И сколько Михей ни пытался доказывать, что бумага как есть настоящая, подписана и заверена сельским старостой, а временить им нет резона, его и слушать не хотели, твердили одно: «Не пригодна. Печать неясно проставлена…»
Трижды потом эту треклятую печать так и этак пришлепывали, трижды Михей Кулагин смотался до волости, а результат один: бумага не пригодна. Тут и камень может не выдержать, лопнуть, а не только терпенье человеческое. Но Михей держался стойко. Понимал: не обошлось тут без вмешательства Барышева и отца Алексея, не обошлось. И решил он тогда хоть на край света, хоть до самой губернии дойти, но своего добиться. Может, и дошел бы, добился и отстоял бы Михей Кулагин артельный интерес, да события повернули все иначе — летом, в самый разгар сенокоса, началась война. И вскорости Михей Кулагин вместе с другими мужиками, что помоложе да поздоровее, был призван в армию.

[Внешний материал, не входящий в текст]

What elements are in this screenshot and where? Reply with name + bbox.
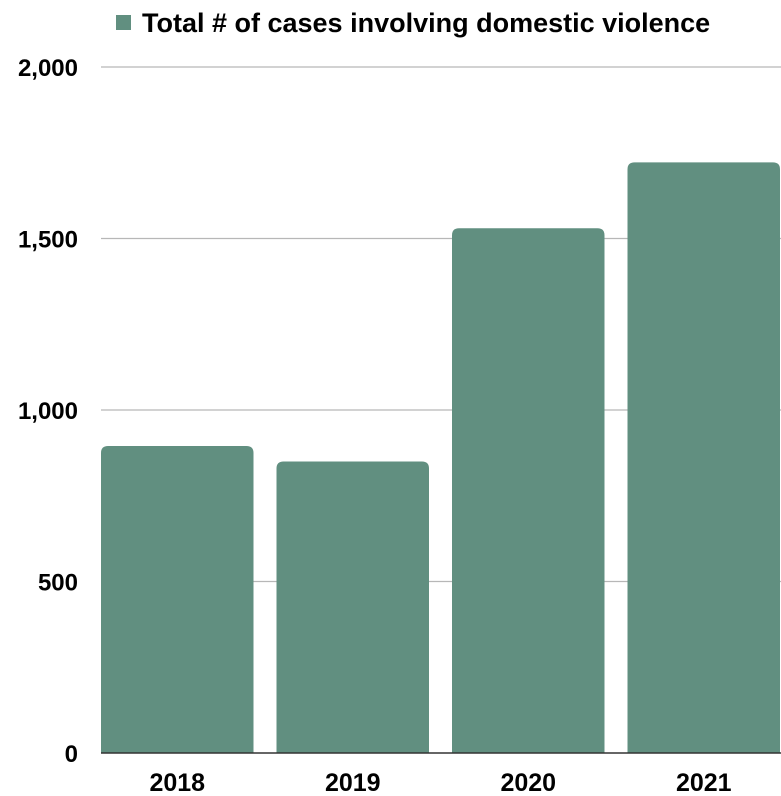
y-tick-label: 2,000 <box>18 55 78 82</box>
bars <box>101 162 780 753</box>
bar-2018 <box>101 446 254 753</box>
x-category-label: 2018 <box>149 769 205 796</box>
bar-2020 <box>452 228 605 753</box>
x-axis-categories: 2018 2019 2020 2021 <box>149 769 731 796</box>
y-tick-label: 1,000 <box>18 398 78 425</box>
y-tick-label: 500 <box>38 570 78 597</box>
y-tick-label: 0 <box>65 741 78 768</box>
x-category-label: 2021 <box>676 769 732 796</box>
x-category-label: 2019 <box>325 769 381 796</box>
x-category-label: 2020 <box>500 769 556 796</box>
legend-label: Total # of cases involving domestic viol… <box>142 8 710 38</box>
legend-swatch <box>116 15 131 30</box>
legend: Total # of cases involving domestic viol… <box>116 8 710 38</box>
y-tick-label: 1,500 <box>18 227 78 254</box>
bar-2019 <box>276 461 429 753</box>
y-axis-ticks: 0 500 1,000 1,500 2,000 <box>18 55 78 768</box>
bar-2021 <box>627 162 780 753</box>
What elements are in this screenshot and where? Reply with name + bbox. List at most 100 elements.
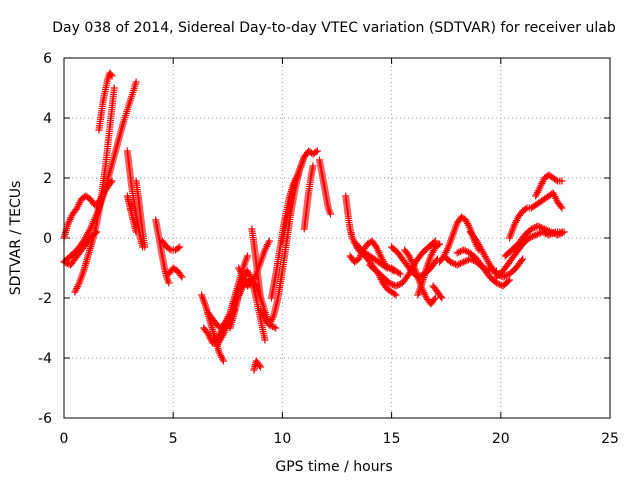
data-point: [542, 226, 550, 234]
data-point: [107, 179, 115, 186]
data-point: [550, 230, 558, 237]
x-tick-label: 5: [169, 431, 178, 447]
data-point: [456, 248, 464, 255]
data-point: [392, 282, 400, 290]
y-axis-label: SDTVAR / TECUs: [8, 181, 24, 296]
data-point: [533, 230, 541, 238]
data-point: [243, 252, 251, 260]
y-tick-label: 2: [43, 171, 52, 187]
data-point: [536, 223, 544, 231]
data-point: [545, 227, 553, 235]
data-point: [461, 247, 469, 255]
data-point: [455, 260, 463, 268]
series-T12: [198, 291, 227, 365]
data-point: [504, 277, 512, 285]
data-point: [108, 177, 116, 185]
data-point: [265, 237, 273, 245]
data-point: [132, 228, 140, 236]
data-point: [431, 237, 439, 245]
data-point: [492, 279, 500, 287]
data-point: [506, 276, 514, 284]
data-point: [549, 229, 557, 237]
data-point: [395, 281, 403, 288]
series-T19: [250, 357, 265, 374]
x-axis-label: GPS time / hours: [275, 459, 392, 475]
data-point: [107, 71, 115, 78]
data-point: [395, 269, 403, 277]
data-point: [257, 294, 265, 302]
data-point: [494, 280, 502, 288]
data-point: [450, 260, 458, 267]
series-T04: [71, 84, 118, 296]
data-point: [558, 204, 566, 212]
data-point: [110, 84, 118, 92]
data-point: [557, 203, 565, 210]
data-point: [519, 255, 527, 263]
data-point: [177, 272, 185, 279]
data-point: [272, 324, 280, 332]
data-point: [430, 296, 438, 303]
data-point: [453, 261, 461, 269]
series-T35: [453, 246, 514, 290]
data-point: [270, 323, 278, 331]
data-point: [463, 257, 471, 264]
data-point: [552, 176, 560, 184]
data-point: [132, 78, 140, 86]
data-point: [535, 230, 543, 237]
y-tick-label: 4: [43, 111, 52, 127]
series-T11: [165, 264, 186, 281]
data-point: [453, 249, 461, 257]
data-point: [537, 224, 545, 231]
data-point: [544, 227, 552, 234]
data-point: [437, 293, 445, 300]
data-point: [460, 258, 468, 266]
data-point: [396, 270, 404, 278]
data-point: [392, 291, 400, 299]
x-tick-label: 20: [492, 431, 510, 447]
data-point: [463, 248, 471, 255]
data-point: [527, 225, 535, 233]
series-T07: [123, 192, 140, 236]
series-T36: [466, 228, 527, 281]
plot-frame: [63, 57, 611, 419]
data-point: [531, 224, 539, 231]
data-point: [458, 259, 466, 267]
data-point: [456, 260, 464, 267]
grid-lines: [64, 58, 610, 418]
data-point: [382, 263, 390, 271]
data-point: [539, 224, 547, 232]
series-T40: [532, 171, 566, 200]
series-T27: [353, 240, 404, 278]
data-series-layer: [60, 69, 568, 374]
data-point: [438, 294, 446, 302]
data-point: [431, 294, 439, 302]
data-point: [528, 233, 536, 240]
series-T10: [158, 237, 184, 254]
data-point: [461, 257, 469, 265]
data-point: [530, 232, 538, 240]
data-point: [394, 281, 402, 289]
data-point: [165, 279, 173, 287]
x-tick-label: 25: [601, 431, 619, 447]
x-tick-label: 15: [383, 431, 401, 447]
series-T09: [152, 216, 173, 287]
data-point: [385, 279, 393, 287]
data-point: [501, 272, 509, 280]
data-point: [312, 148, 320, 156]
y-tick-label: 6: [43, 51, 52, 67]
data-point: [309, 162, 317, 170]
data-point: [466, 255, 474, 263]
data-point: [218, 332, 226, 340]
data-point: [555, 230, 563, 238]
data-point: [219, 357, 227, 365]
data-point: [389, 281, 397, 288]
data-point: [166, 245, 174, 253]
data-point: [257, 363, 265, 371]
data-point: [430, 238, 438, 246]
data-point: [534, 222, 542, 230]
data-point: [499, 273, 507, 281]
data-point: [502, 272, 510, 279]
data-point: [547, 228, 555, 236]
series-T05: [95, 69, 116, 134]
series-T38: [501, 222, 568, 260]
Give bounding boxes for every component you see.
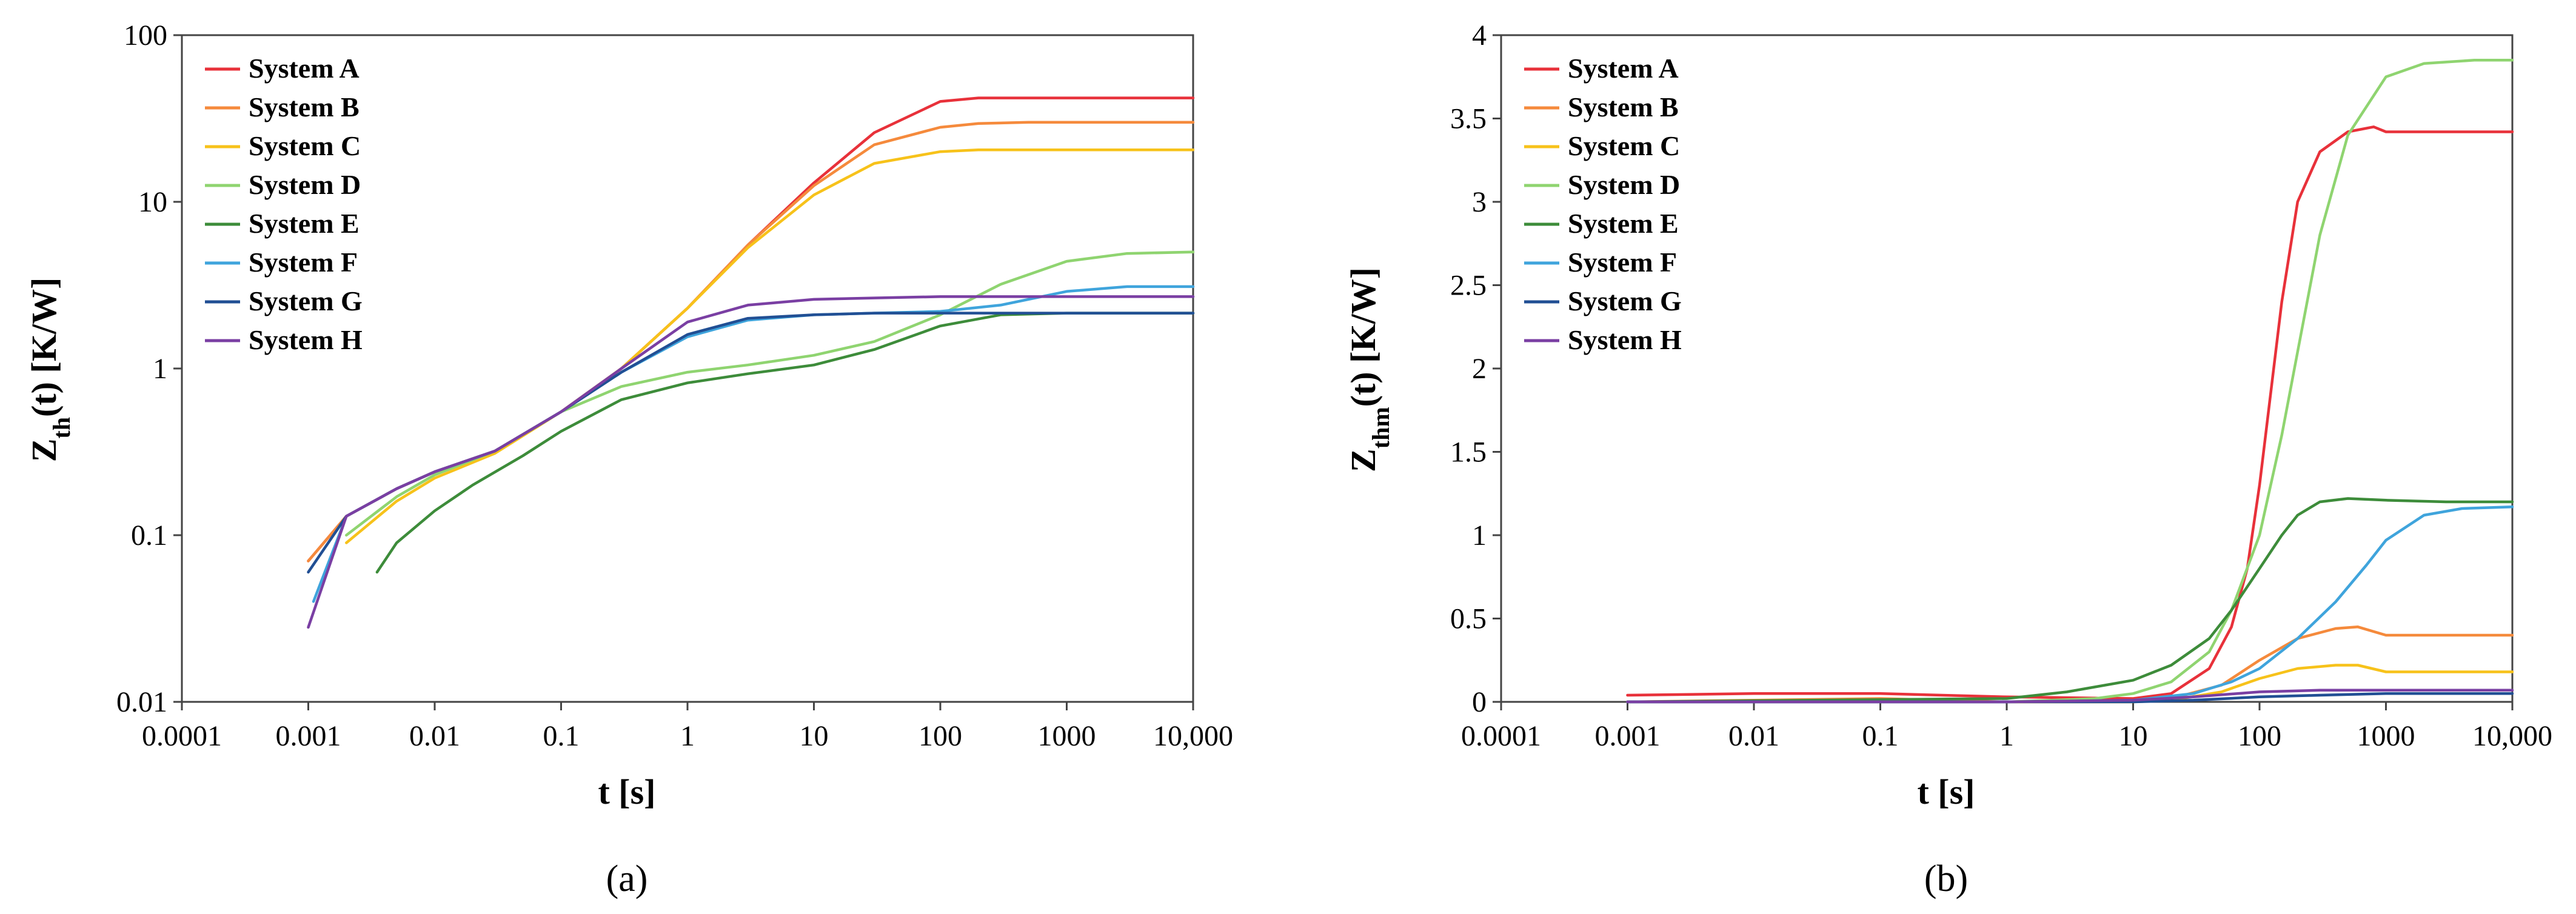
x-tick-label: 10,000 <box>1153 720 1233 752</box>
x-tick-label: 10 <box>2119 720 2148 752</box>
legend-label-system-h: System H <box>1568 324 1682 355</box>
panel-b-label: (b) <box>1924 858 1968 899</box>
panel-b-series <box>1626 59 2514 704</box>
series-line-system-h <box>307 295 1195 629</box>
series-line-system-d <box>1626 59 2514 704</box>
series-line-system-e <box>1626 497 2514 704</box>
x-tick-label: 0.001 <box>276 720 341 752</box>
series-line-system-c <box>345 148 1195 544</box>
series-line-system-a <box>1626 125 2514 700</box>
legend-label-system-a: System A <box>1568 53 1679 84</box>
panel-a-series <box>307 96 1195 629</box>
legend-label-system-f: System F <box>249 247 358 278</box>
y-tick-label: 0 <box>1472 686 1487 718</box>
x-tick-label: 100 <box>918 720 962 752</box>
legend-label-system-h: System H <box>249 324 363 355</box>
x-tick-label: 100 <box>2238 720 2281 752</box>
y-tick-label: 0.5 <box>1450 603 1487 635</box>
y-tick-label: 1 <box>1472 519 1487 552</box>
panel-a-x-ticks: 0.0001 0.001 0.01 0.1 1 10 100 1000 10,000 <box>142 702 1233 752</box>
panel-b-x-ticks: 0.0001 0.001 0.01 0.1 1 10 100 1000 10,000 <box>1461 702 2552 752</box>
legend-label-system-b: System B <box>1568 92 1679 122</box>
panel-a-label: (a) <box>606 858 648 899</box>
y-tick-label: 2 <box>1472 353 1487 385</box>
x-tick-label: 1 <box>1999 720 2014 752</box>
panel-a-legend: System A System B System C System D System E… <box>205 53 363 355</box>
y-tick-label: 10 <box>138 186 167 218</box>
legend-label-system-f: System F <box>1568 247 1677 278</box>
x-tick-label: 10,000 <box>2472 720 2552 752</box>
y-tick-label: 1.5 <box>1450 436 1487 469</box>
y-tick-label: 1 <box>153 353 167 385</box>
x-tick-label: 0.1 <box>1862 720 1899 752</box>
x-tick-label: 0.001 <box>1595 720 1661 752</box>
legend-label-system-e: System E <box>1568 208 1679 239</box>
series-line-system-g <box>307 312 1195 574</box>
series-line-system-e <box>375 312 1195 574</box>
series-line-system-f <box>312 285 1195 603</box>
legend-label-system-c: System C <box>249 130 361 161</box>
legend-label-system-g: System G <box>1568 285 1682 316</box>
panel-a-x-axis-label: t [s] <box>598 772 655 812</box>
panel-a: 0.01 0.1 1 10 100 0.0001 0.001 0.01 0.1 1 10 100 10… <box>24 19 1233 899</box>
series-line-system-h <box>1626 689 2514 704</box>
legend-label-system-c: System C <box>1568 130 1680 161</box>
x-tick-label: 0.0001 <box>1461 720 1541 752</box>
y-tick-label: 3 <box>1472 186 1487 218</box>
y-tick-label: 2.5 <box>1450 270 1487 302</box>
x-tick-label: 0.0001 <box>142 720 222 752</box>
x-tick-label: 0.01 <box>1728 720 1779 752</box>
x-tick-label: 1 <box>680 720 695 752</box>
panel-b-x-axis-label: t [s] <box>1917 772 1975 812</box>
y-tick-label: 4 <box>1472 19 1487 52</box>
legend-label-system-b: System B <box>249 92 360 122</box>
x-tick-label: 1000 <box>2357 720 2415 752</box>
series-line-system-a <box>307 96 1195 562</box>
panel-b-y-ticks: 0 0.5 1 1.5 2 2.5 3 3.5 4 <box>1450 19 1501 718</box>
legend-label-system-e: System E <box>249 208 360 239</box>
series-line-system-b <box>307 121 1195 562</box>
series-line-system-f <box>1626 505 2514 704</box>
y-tick-label: 0.01 <box>116 686 167 718</box>
panel-a-y-axis-label: Zth(t) [K/W] <box>24 278 75 462</box>
legend-label-system-g: System G <box>249 285 363 316</box>
x-tick-label: 0.1 <box>543 720 580 752</box>
legend-label-system-d: System D <box>1568 169 1680 200</box>
legend-label-system-a: System A <box>249 53 360 84</box>
x-tick-label: 1000 <box>1038 720 1096 752</box>
panel-b: 0 0.5 1 1.5 2 2.5 3 3.5 4 0.0001 0.001 0.01 0.1 1 10 1… <box>1343 19 2552 899</box>
x-tick-label: 0.01 <box>409 720 460 752</box>
y-tick-label: 3.5 <box>1450 103 1487 135</box>
y-tick-label: 100 <box>124 19 167 52</box>
panel-b-y-axis-label: Zthm(t) [K/W] <box>1343 267 1394 472</box>
panel-b-legend: System A System B System C System D System E… <box>1524 53 1682 355</box>
legend-label-system-d: System D <box>249 169 361 200</box>
x-tick-label: 10 <box>800 720 829 752</box>
series-line-system-d <box>345 250 1195 537</box>
y-tick-label: 0.1 <box>131 519 167 552</box>
panel-a-y-ticks: 0.01 0.1 1 10 100 <box>116 19 182 718</box>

Перед отъездом, как раз на ильин день, встретил он Барышева. Хотел пройти молча, да Илья Лукьяныч сам заговорил:
— Ну, что, Михей Иваныч, слыхал я, на войну идешь?
— Иду. Должон же кто-то воевать, защищать Россию.
— Должон, должон… Ну, а как же с заводом теперь? — посмеивался. — Не вышло, стало быть, артели-то у вас? А хотели мне хвост прижать… Ха-ха-ха!
— Ничего, прижмем еще, — пообещал Михей. — Вот отвоюем — и прижмем. Сковырнем, как вон кочку вонючую.
— Близок локоток… Или, как говорится, бодливой корове бог рогов не дает.
— Это верно, — согласился Михей. — Роги у тебя крепкие. Да только не шибко заносись — укоротим, а то посшибаем.